Talk Wordy to Me: Sofia Bohdanowicz and Deragh Campbell’s “MS Slavic 7”
MS Slavic 7 (2019) is deceptively simple. Opening with the image of a poem by Polish writer Józef Wittlin, it continues the character of Audrey Benac (co-director/writer/editor Deragh Campbell) from Sofia Bohdanowicz’s 2016 film Never Eat Alone. Researching her roots, the Canadian woman travels to Harvard to read their collection of letters penned by her great-grandmother, the poet Zofia Bohdanowicza. The film is structured around three scenes in which Audrey talks to a man in a café about her findings and efforts, as well as her archival work.
Zofia is Bohdanowicz’s real great-grandmother.

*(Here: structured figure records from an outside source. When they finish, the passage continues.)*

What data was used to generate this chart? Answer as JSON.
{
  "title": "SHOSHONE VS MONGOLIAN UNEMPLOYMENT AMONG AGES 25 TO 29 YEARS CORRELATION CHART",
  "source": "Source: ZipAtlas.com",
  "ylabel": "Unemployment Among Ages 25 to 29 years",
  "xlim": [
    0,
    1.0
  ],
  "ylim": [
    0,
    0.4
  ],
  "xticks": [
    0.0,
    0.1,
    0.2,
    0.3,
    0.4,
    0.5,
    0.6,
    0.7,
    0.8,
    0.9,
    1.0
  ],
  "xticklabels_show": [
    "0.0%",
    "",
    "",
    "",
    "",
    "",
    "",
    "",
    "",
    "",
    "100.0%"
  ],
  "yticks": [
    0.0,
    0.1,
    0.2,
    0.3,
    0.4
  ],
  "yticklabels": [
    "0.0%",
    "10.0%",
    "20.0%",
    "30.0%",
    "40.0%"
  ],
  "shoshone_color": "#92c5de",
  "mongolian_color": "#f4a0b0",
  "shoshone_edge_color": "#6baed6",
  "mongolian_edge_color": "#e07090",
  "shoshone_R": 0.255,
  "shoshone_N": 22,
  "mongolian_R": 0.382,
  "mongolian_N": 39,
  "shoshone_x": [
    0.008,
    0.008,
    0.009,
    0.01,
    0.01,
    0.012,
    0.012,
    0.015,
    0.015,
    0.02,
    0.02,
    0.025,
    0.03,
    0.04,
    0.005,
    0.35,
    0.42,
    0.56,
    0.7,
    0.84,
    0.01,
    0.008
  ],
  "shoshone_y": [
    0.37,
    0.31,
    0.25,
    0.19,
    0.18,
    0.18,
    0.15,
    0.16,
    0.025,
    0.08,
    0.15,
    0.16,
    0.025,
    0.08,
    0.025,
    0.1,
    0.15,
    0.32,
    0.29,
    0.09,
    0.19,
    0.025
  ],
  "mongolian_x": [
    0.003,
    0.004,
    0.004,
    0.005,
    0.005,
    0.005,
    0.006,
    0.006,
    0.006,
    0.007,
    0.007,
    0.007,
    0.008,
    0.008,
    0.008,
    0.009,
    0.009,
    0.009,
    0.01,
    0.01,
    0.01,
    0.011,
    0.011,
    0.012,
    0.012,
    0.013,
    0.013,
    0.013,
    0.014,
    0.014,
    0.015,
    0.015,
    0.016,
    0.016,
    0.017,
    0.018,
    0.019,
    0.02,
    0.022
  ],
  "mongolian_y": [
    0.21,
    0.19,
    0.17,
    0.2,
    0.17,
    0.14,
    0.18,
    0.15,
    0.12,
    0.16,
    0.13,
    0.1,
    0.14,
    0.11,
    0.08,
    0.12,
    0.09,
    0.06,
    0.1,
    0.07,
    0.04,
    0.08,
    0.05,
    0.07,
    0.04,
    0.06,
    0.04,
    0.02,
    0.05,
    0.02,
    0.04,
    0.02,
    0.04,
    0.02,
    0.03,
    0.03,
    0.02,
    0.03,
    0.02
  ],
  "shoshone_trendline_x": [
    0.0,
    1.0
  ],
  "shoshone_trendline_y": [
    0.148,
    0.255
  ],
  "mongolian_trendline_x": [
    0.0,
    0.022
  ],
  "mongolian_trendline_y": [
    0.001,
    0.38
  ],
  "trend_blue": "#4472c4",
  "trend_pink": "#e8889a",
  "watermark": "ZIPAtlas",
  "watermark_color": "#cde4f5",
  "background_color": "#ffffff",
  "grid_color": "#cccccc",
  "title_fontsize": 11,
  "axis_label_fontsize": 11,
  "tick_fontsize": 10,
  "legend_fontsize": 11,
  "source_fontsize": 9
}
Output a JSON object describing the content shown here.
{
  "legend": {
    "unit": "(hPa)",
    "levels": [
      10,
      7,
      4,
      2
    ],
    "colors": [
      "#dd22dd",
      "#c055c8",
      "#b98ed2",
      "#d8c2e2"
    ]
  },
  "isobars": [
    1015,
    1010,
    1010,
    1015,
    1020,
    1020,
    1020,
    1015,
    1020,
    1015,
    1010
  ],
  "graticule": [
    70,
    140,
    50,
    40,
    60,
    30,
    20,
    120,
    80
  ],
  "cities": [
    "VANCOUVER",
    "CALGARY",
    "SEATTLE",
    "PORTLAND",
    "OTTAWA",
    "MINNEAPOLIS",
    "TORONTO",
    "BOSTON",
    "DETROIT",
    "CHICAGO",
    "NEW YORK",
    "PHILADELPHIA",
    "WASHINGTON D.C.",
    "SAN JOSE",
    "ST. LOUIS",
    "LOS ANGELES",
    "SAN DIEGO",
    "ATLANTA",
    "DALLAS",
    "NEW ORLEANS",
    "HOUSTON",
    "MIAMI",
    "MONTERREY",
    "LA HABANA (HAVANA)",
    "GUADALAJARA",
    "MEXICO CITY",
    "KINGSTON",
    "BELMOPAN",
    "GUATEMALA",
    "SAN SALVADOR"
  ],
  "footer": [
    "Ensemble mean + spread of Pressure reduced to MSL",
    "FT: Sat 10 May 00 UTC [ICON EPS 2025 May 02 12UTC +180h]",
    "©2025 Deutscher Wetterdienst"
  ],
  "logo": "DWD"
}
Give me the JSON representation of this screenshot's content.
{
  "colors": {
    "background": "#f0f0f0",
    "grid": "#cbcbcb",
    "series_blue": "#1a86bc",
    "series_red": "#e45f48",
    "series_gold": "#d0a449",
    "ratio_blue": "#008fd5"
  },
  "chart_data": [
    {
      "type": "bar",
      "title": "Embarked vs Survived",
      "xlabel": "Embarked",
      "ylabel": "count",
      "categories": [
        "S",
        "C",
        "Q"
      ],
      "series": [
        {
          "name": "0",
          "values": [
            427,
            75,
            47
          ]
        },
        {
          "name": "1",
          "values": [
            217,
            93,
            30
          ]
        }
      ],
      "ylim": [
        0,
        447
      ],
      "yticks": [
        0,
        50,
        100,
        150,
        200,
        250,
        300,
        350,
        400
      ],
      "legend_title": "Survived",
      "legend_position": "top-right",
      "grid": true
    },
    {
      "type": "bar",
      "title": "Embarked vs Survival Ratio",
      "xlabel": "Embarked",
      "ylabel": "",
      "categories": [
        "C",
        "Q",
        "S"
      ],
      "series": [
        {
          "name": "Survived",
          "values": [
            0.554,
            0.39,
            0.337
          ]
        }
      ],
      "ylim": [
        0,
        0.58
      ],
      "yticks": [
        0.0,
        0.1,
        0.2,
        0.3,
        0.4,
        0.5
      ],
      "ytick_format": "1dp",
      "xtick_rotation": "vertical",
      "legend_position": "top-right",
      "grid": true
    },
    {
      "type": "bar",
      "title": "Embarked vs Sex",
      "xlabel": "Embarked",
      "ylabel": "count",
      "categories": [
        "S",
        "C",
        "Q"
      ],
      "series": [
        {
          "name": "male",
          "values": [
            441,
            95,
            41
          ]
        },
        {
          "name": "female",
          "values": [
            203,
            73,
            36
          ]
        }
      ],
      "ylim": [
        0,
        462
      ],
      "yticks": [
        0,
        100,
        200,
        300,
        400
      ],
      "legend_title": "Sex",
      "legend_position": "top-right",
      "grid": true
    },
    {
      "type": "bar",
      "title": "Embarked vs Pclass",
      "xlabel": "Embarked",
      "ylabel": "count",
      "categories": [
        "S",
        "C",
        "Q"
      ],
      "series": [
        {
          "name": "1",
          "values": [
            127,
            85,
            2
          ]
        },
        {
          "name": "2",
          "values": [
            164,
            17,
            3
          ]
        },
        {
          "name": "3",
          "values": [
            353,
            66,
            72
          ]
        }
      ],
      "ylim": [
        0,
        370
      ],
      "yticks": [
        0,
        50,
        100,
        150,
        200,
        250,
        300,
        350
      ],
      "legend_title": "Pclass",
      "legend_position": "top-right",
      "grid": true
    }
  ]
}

She and Wittlin moved to Toronto and New York, respectively, after World War II, and she died there in 1965. Their correspondence is also real, and the film is based on Bohdanowicz’s own discovery of their 25 letters at Harvard, with the title referring to its library call number.
Aspects of the directors’ work evoke micro-budget North American peers like Ricky D’Ambrose, particularly the on-screen text and unabashedly intellectual setting. MS Slavic 7 doesn’t refer overtly to Eric Rohmer, but like his films, it understands how people use conversation about literature as a means of flirting and scoring social points. When we see Audrey speak in a café the first two days, the camera represents the perspective of the man she’s talking to. He seems like a device rather than a character, and Bohdanowicz and Campbell depict Audrey talking in long takes from a single angle. The third time they return to this scene, it’s a shock to learn that Audrey’s having a conversation with a real person who can speak — her translator — and that Bohdanowicz and Campbell are willing to use shot-reverse shot editing before finishing with both actors in the frame.
Audrey doesn’t have much of a sense of humor about herself or her actions, but the film sure does. It develops a story that builds over three days (possibly teasing at the idea of a three-act narrative). However, it cuts after a new development at the 65-minute mark, exactly where a feature would decide that it was just getting warmed up. Afterwards, it ends with an ambiguous image of Audrey on a train. Is she on the subway in Cambridge, continuing a story that the spectator won’t be able to see, or heading back to Toronto, having decided that she’s finished her business (in both senses of the word)?
In her novel Disoriental, Iranian-French author Négar Djavadi wrote that the concept of integration into a country requires immigrants to disintegrate from their homeland, a process whose pain is never taken into account by a culture demanding quick assimilation. The alienation she describes is reflected in Bohdanowicza and Wittlin’s letters. The film also shows the distance between the poet and her great-granddaughter, as well as Audrey’s desire for connection across the boundaries of time. There’s no reason why a fourth-generation Polish-Canadian woman would know Polish without actively learning the language, but the man she hires in Cambridge can read her relative’s letters more directly than she can. This doesn’t prevent her from extensive theorizing about the importance of letters as physical objects. She’s not off-base, and one suspects the directors agree, but her tendency to fall in love with her own words is more a product of the social media age.
Throughout, the directors layer non-diegetic dialogue over their scenes and subtitle silent images. The device of reading from letters, as well as the references to the Holocaust and emigration from Poland, distantly recalls Chantal Akerman’s News from Home (1977). However, Akerman’s film had a far more easily recognizable connection to her life, with the letters from her actual mother being read on the soundtrack. Bohdanowicz has an ongoing interest in the lives of elderly women and the legacy they leave for future generations. Interviews with her typically use headlines like, “A Young Filmmaker with an Old Soul.” Her solo documentary Maison du Bonheur (2017) profiled a French astrologer. MS Slavic 7 feels different; while Audrey does interact with older women, her relationship with her family is tense and diffuse, and her late great-grandmother is a more vivid presence than her living relatives. Campbell, in character, attended the real 60th wedding anniversary of Bohdanowicz’s aunt and uncle. Bohdanowicz ultimately built a character and story from her own experiences, turning them into a carefully structured film. If hybrid films swiftly became a formula, MS Slavic 7 points to the real life behind it without being non-fiction.
Sofia Bohdanowicz and Deragh Campbell’s MS Slavic 7 will screen at New York’s 48th New Directors/New Films on March 30 and April 1.